Todo mundo discutia sobre a decisão do jogador de não se vacinar. Ela rolava o scroll do celular e a conversa vinha de todas as direções: “Eu medito e tomo vacina”; “Eu juro que vi o fim do planeta, quando quase pulei da Terra plana”; “Eu sou espiritualizado e forte o suficiente para não tomar vacina nenhuma”.
- As pessoas são mesmo incompreensíveis... ela pensou. Como alguém de tanta projeção pode ser totalmente egoísta ao autoproclamar-se livre da possibilidade de pegar um vírus (como se isso fosse possível), num momento onde as crianças é que estão sendo atacadas? Num mundo onde parte das pessoas não têm acesso à informação que seja suficiente para entender o que leu? Entender apenas o que quer dizer aquilo que alguém escreveu e que, portanto, está escrito, guardado no que é um livro...
As pessoas ainda não tinham entendido que a discussão não poderia partir delas individualmente e sim do coletivo que nós somos.

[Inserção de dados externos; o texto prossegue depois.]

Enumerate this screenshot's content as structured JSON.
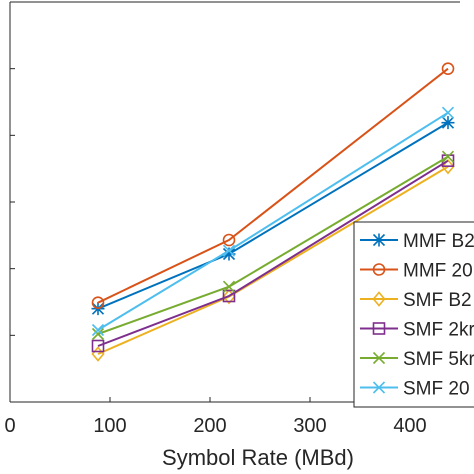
{
  "chart_data": {
    "type": "line",
    "title": "",
    "xlabel": "Symbol Rate (MBd)",
    "ylabel": "",
    "xlim": [
      0,
      450
    ],
    "ylim": [
      0,
      6
    ],
    "x_ticks": [
      0,
      100,
      200,
      300,
      400
    ],
    "x_tick_labels": [
      "0",
      "100",
      "200",
      "300",
      "400"
    ],
    "y_ticks": [
      1,
      2,
      3,
      4,
      5
    ],
    "grid": false,
    "legend_position": "right",
    "x": [
      88,
      219,
      438
    ],
    "series": [
      {
        "name": "MMF B2",
        "color": "#0072BD",
        "marker": "asterisk",
        "values": [
          1.4,
          2.22,
          4.19
        ]
      },
      {
        "name": "MMF 20",
        "color": "#D95319",
        "marker": "circle",
        "values": [
          1.49,
          2.43,
          5.0
        ]
      },
      {
        "name": "SMF B2",
        "color": "#EDB120",
        "marker": "diamond",
        "values": [
          0.72,
          1.58,
          3.53
        ]
      },
      {
        "name": "SMF 2kr",
        "color": "#7E2F8E",
        "marker": "square",
        "values": [
          0.84,
          1.59,
          3.62
        ]
      },
      {
        "name": "SMF 5kr",
        "color": "#77AC30",
        "marker": "x",
        "values": [
          1.02,
          1.73,
          3.68
        ]
      },
      {
        "name": "SMF 20",
        "color": "#4DBEEE",
        "marker": "x",
        "values": [
          1.08,
          2.27,
          4.34
        ]
      }
    ]
  }
}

Era de aquário, ano de Mercúrio... coletivo, direito para todos... não.
Correndo o scroll, ela se perdeu em recordações: Há muitos anos – muitos, mesmo – ela, naquele momento vegetariana (nem existia a palavra veganismo), percebeu que, morando no sul do Brasil, atrapalhava a cultura, o estado de ser, a percepção de saúde das pessoas, apenas por não comer carne porque elas não alcançavam nenhuma justificativa possível. E voltou a comê-la. Criou uma norma possível: Não deixava as crianças matarem nenhum passarinho. E isso deu certo. Pelo menos dentro de seu coração.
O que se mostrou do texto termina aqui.